BMI ranges: what the numbers mean
The World Health Organization defines the following categories for adults:
| BMI Range | Category |
|---|---|
| Below 18.5 | Underweight |
| 18.5 – 24.9 | Normal weight |
| 25.0 – 29.9 | Overweight |
| 30.0 – 34.9 | Obese (Class I) |
| 35.0 – 39.9 | Obese (Class II) |
| 40.0 and above | Obese (Class III) |
So a "healthy BMI" is generally considered to be between 18.5 and 24.9. This range is associated with lower risk of weight-related health conditions like type 2 diabetes, cardiovascular disease, and hypertension.
📏 Note on ethnicity
Some health organizations use adjusted BMI thresholds for people of Asian descent — a BMI of 23 or above may indicate increased health risk, rather than the standard 25 cutoff. If you're of Asian heritage, speak with your doctor about the appropriate range for you.
What BMI doesn't tell you
Here's the honest limitation of BMI: it measures weight relative to height, but it cannot distinguish between fat and muscle. This creates real blind spots:
- Muscular athletes often have a BMI in the "overweight" or even "obese" range despite having very low body fat.
- Older adults may have a "normal" BMI while carrying a high proportion of body fat due to age-related muscle loss (sarcopenia).
- Fat distribution matters. Visceral fat (fat around the organs) is more metabolically harmful than subcutaneous fat, but BMI doesn't capture where fat is stored. Waist circumference is often more predictive of metabolic risk.
- BMI doesn't account for sex. Women naturally carry more body fat than men at the same BMI, yet the same thresholds apply to both.
None of this means BMI is useless — it just means it's a screening tool, not a diagnosis. A high BMI is a signal worth investigating further, not a verdict on your health.
What to use alongside BMI
If you want a more complete picture of your health, these metrics complement BMI well:
- Waist circumference: A waist over 88 cm (35 in) for women or 102 cm (40 in) for men is associated with increased metabolic risk, regardless of BMI.
- Waist-to-height ratio: A ratio under 0.5 is generally considered healthy. Simply divide your waist circumference by your height — both in the same unit.
- Body fat percentage: More direct than BMI. Healthy ranges are roughly 21–33% for women and 8–20% for men (varies by age).

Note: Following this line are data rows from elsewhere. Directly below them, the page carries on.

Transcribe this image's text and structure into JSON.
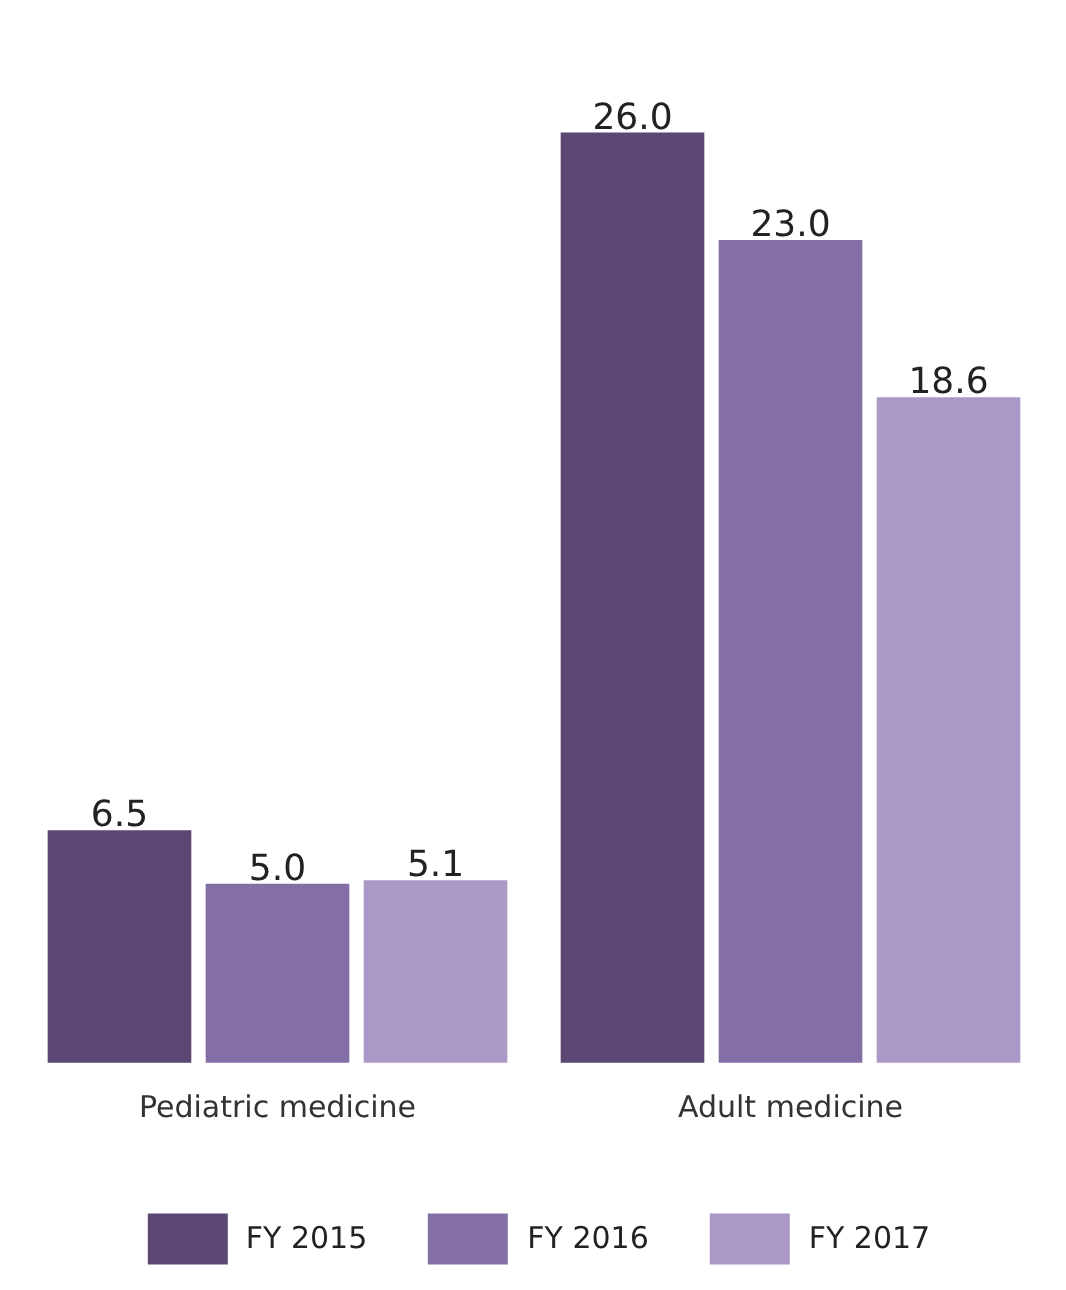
{
  "chart_data": {
    "type": "bar",
    "categories": [
      "Pediatric medicine",
      "Adult medicine"
    ],
    "series": [
      {
        "name": "FY 2015",
        "color": "#5b4674",
        "values": [
          6.5,
          26.0
        ],
        "value_labels": [
          "6.5",
          "26.0"
        ]
      },
      {
        "name": "FY 2016",
        "color": "#846ea6",
        "values": [
          5.0,
          23.0
        ],
        "value_labels": [
          "5.0",
          "23.0"
        ]
      },
      {
        "name": "FY 2017",
        "color": "#aa98c7",
        "values": [
          5.1,
          18.6
        ],
        "value_labels": [
          "5.1",
          "18.6"
        ]
      }
    ],
    "legend": "bottom",
    "grid": false
  }
}
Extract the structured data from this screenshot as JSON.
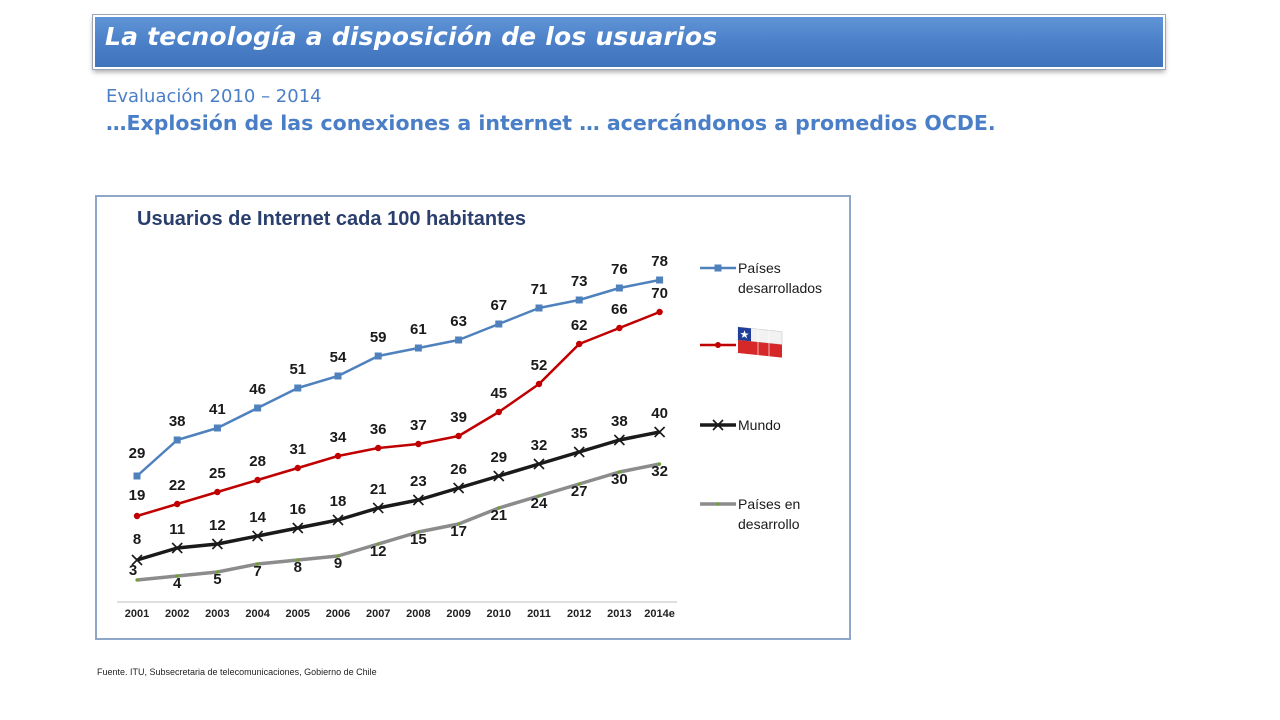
{
  "header": {
    "title": "La tecnología a disposición de los usuarios",
    "subtitle": "Evaluación 2010 – 2014",
    "headline": "…Explosión de las conexiones a internet … acercándonos a promedios OCDE."
  },
  "footer": {
    "source": "Fuente. ITU, Subsecretaria de telecomunicaciones, Gobierno de Chile"
  },
  "chart_data": {
    "type": "line",
    "title": "Usuarios  de Internet cada 100 habitantes",
    "xlabel": "",
    "ylabel": "",
    "ylim": [
      0,
      80
    ],
    "grid": false,
    "legend_position": "right",
    "x": [
      "2001",
      "2002",
      "2003",
      "2004",
      "2005",
      "2006",
      "2007",
      "2008",
      "2009",
      "2010",
      "2011",
      "2012",
      "2013",
      "2014e"
    ],
    "series": [
      {
        "name": "Países desarrollados",
        "legend_lines": [
          "Países",
          "desarrollados"
        ],
        "color": "#4f81bd",
        "marker": "square",
        "values": [
          29,
          38,
          41,
          46,
          51,
          54,
          59,
          61,
          63,
          67,
          71,
          73,
          76,
          78
        ]
      },
      {
        "name": "",
        "legend_icon": "chile-flag-icon",
        "color": "#c00000",
        "marker": "circle",
        "values": [
          19,
          22,
          25,
          28,
          31,
          34,
          36,
          37,
          39,
          45,
          52,
          62,
          66,
          70
        ]
      },
      {
        "name": "Mundo",
        "legend_lines": [
          "Mundo"
        ],
        "color": "#1a1a1a",
        "marker": "x",
        "values": [
          8,
          11,
          12,
          14,
          16,
          18,
          21,
          23,
          26,
          29,
          32,
          35,
          38,
          40
        ]
      },
      {
        "name": "Países en desarrollo",
        "legend_lines": [
          "Países en",
          "desarrollo"
        ],
        "color": "#8c8c8c",
        "marker": "dot",
        "values": [
          3,
          4,
          5,
          7,
          8,
          9,
          12,
          15,
          17,
          21,
          24,
          27,
          30,
          32
        ]
      }
    ]
  }
}
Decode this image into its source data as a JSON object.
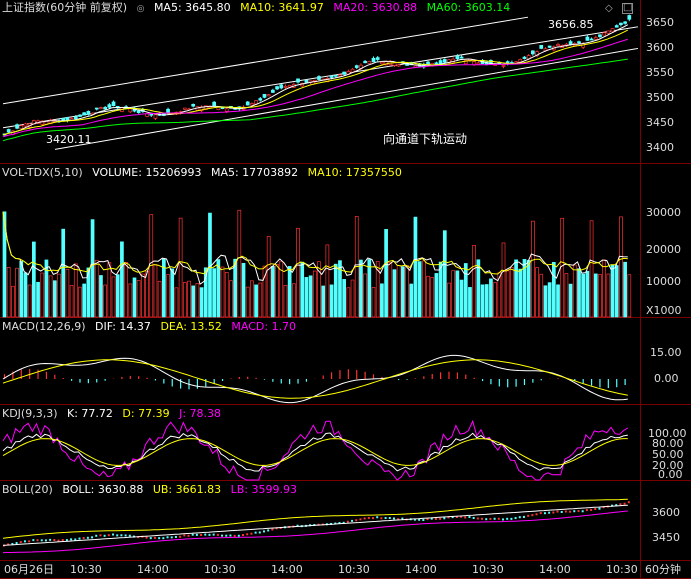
{
  "price_panel": {
    "title": "上证指数(60分钟 前复权)",
    "ma5": "MA5: 3645.80",
    "ma10": "MA10: 3641.97",
    "ma20": "MA20: 3630.88",
    "ma60": "MA60: 3603.14",
    "y_ticks": [
      "3650",
      "3600",
      "3550",
      "3500",
      "3450",
      "3400"
    ],
    "low_label": "3420.11",
    "high_label": "3656.85",
    "annotation": "向通道下轨运动"
  },
  "volume_panel": {
    "title": "VOL-TDX(5,10)",
    "volume": "VOLUME: 15206993",
    "ma5": "MA5: 17703892",
    "ma10": "MA10: 17357550",
    "y_ticks": [
      "30000",
      "20000",
      "10000",
      "X1000"
    ]
  },
  "macd_panel": {
    "title": "MACD(12,26,9)",
    "dif": "DIF: 14.37",
    "dea": "DEA: 13.52",
    "macd": "MACD: 1.70",
    "y_ticks": [
      "15.00",
      "0.00"
    ]
  },
  "kdj_panel": {
    "title": "KDJ(9,3,3)",
    "k": "K: 77.72",
    "d": "D: 77.39",
    "j": "J: 78.38",
    "y_ticks": [
      "100.00",
      "80.00",
      "50.00",
      "20.00",
      "0.00"
    ]
  },
  "boll_panel": {
    "title": "BOLL(20)",
    "boll": "BOLL: 3630.88",
    "ub": "UB: 3661.83",
    "lb": "LB: 3599.93",
    "y_ticks": [
      "3600",
      "3450"
    ]
  },
  "time_axis": {
    "labels": [
      "06月26日",
      "10:30",
      "14:00",
      "10:30",
      "14:00",
      "10:30",
      "14:00",
      "10:30",
      "14:00",
      "10:30"
    ],
    "period": "60分钟"
  },
  "colors": {
    "up": "#ff3232",
    "down": "#54ffff",
    "ma5": "#ffffff",
    "ma10": "#ffff00",
    "ma20": "#ff00ff",
    "ma60": "#00ff00",
    "frame": "#7a0000"
  }
}
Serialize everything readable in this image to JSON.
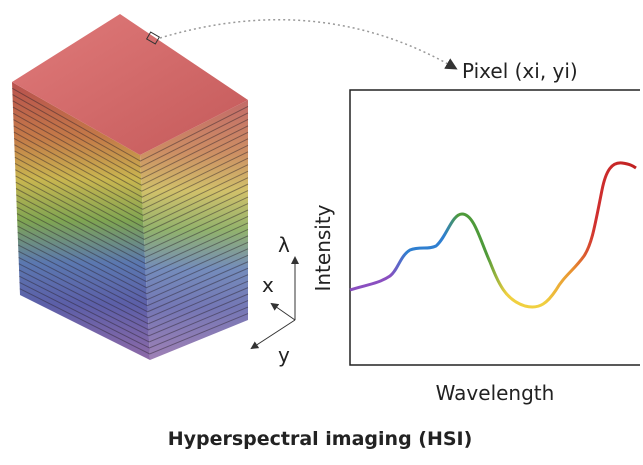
{
  "labels": {
    "pixel": "Pixel (xi, yi)",
    "y_axis": "Intensity",
    "x_axis": "Wavelength",
    "lambda": "λ",
    "x": "x",
    "y": "y"
  },
  "title": "Hyperspectral imaging (HSI)"
}
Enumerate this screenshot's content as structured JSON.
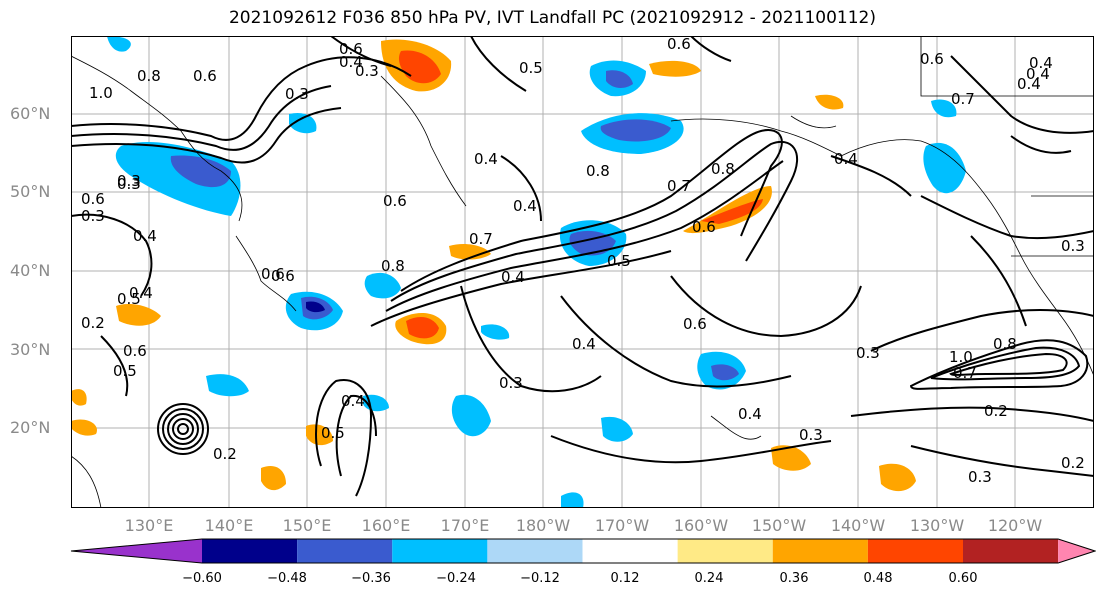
{
  "title": "2021092612 F036 850 hPa PV, IVT Landfall PC (2021092912 - 2021100112)",
  "latitude_labels": [
    "60°N",
    "50°N",
    "40°N",
    "30°N",
    "20°N"
  ],
  "longitude_labels": [
    "130°E",
    "140°E",
    "150°E",
    "160°E",
    "170°E",
    "180°W",
    "170°W",
    "160°W",
    "150°W",
    "140°W",
    "130°W",
    "120°W"
  ],
  "colorbar": {
    "colors": [
      "#9932cc",
      "#00008b",
      "#3a5bcf",
      "#00bfff",
      "#add8f7",
      "#ffffff",
      "#ffea86",
      "#ffa500",
      "#ff4500",
      "#b22222",
      "#ff85b0"
    ],
    "tick_labels": [
      "−0.60",
      "−0.48",
      "−0.36",
      "−0.24",
      "−0.12",
      "0.12",
      "0.24",
      "0.36",
      "0.48",
      "0.60"
    ]
  },
  "contour_labels": [
    "0.6",
    "0.4",
    "0.3",
    "0.5",
    "0.6",
    "0.6",
    "0.4",
    "0.7",
    "0.4",
    "1.0",
    "0.8",
    "0.6",
    "0.3",
    "0.3",
    "0.4",
    "0.7",
    "0.8",
    "0.7",
    "0.6",
    "0.4",
    "0.8",
    "0.4",
    "0.6",
    "0.5",
    "0.8",
    "0.4",
    "0.6",
    "0.5",
    "0.4",
    "0.3",
    "0.6",
    "0.3",
    "0.2",
    "0.6",
    "0.4",
    "0.6",
    "0.4",
    "0.5",
    "0.5",
    "0.6",
    "0.4",
    "0.3",
    "0.8",
    "1.0",
    "0.7",
    "0.2",
    "0.4",
    "0.3",
    "0.3",
    "0.2",
    "0.3",
    "0.4",
    "0.3",
    "0.2"
  ]
}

- Blood markers: Fasting glucose, HbA1c, lipid panels, and blood pressure give a far more clinically meaningful picture than any single body measurement.
BMI for children and teens
Standard BMI categories don't apply to people under 18. For children and adolescents, BMI is plotted on age- and sex-specific growth charts, and expressed as a percentile rather than an absolute number. This accounts for the fact that healthy weight ranges change significantly during development.
- Below 5th percentile: Underweight
- 5th to 85th percentile: Healthy weight
- 85th to 95th percentile: Overweight
- 95th percentile and above: Obese
Want to calculate your BMI right now? Use our free BMI calculator — it also shows your healthy weight range for your height.
Calculate my BMI →The bottom line
A healthy BMI is between 18.5 and 24.9 for most adults. If your BMI falls outside this range, it's worth paying attention to — but it's not the only thing that matters. Body composition, where you carry fat, your fitness level, and your blood markers all tell a fuller story than a single number can.
Use BMI as a starting point, not a final answer.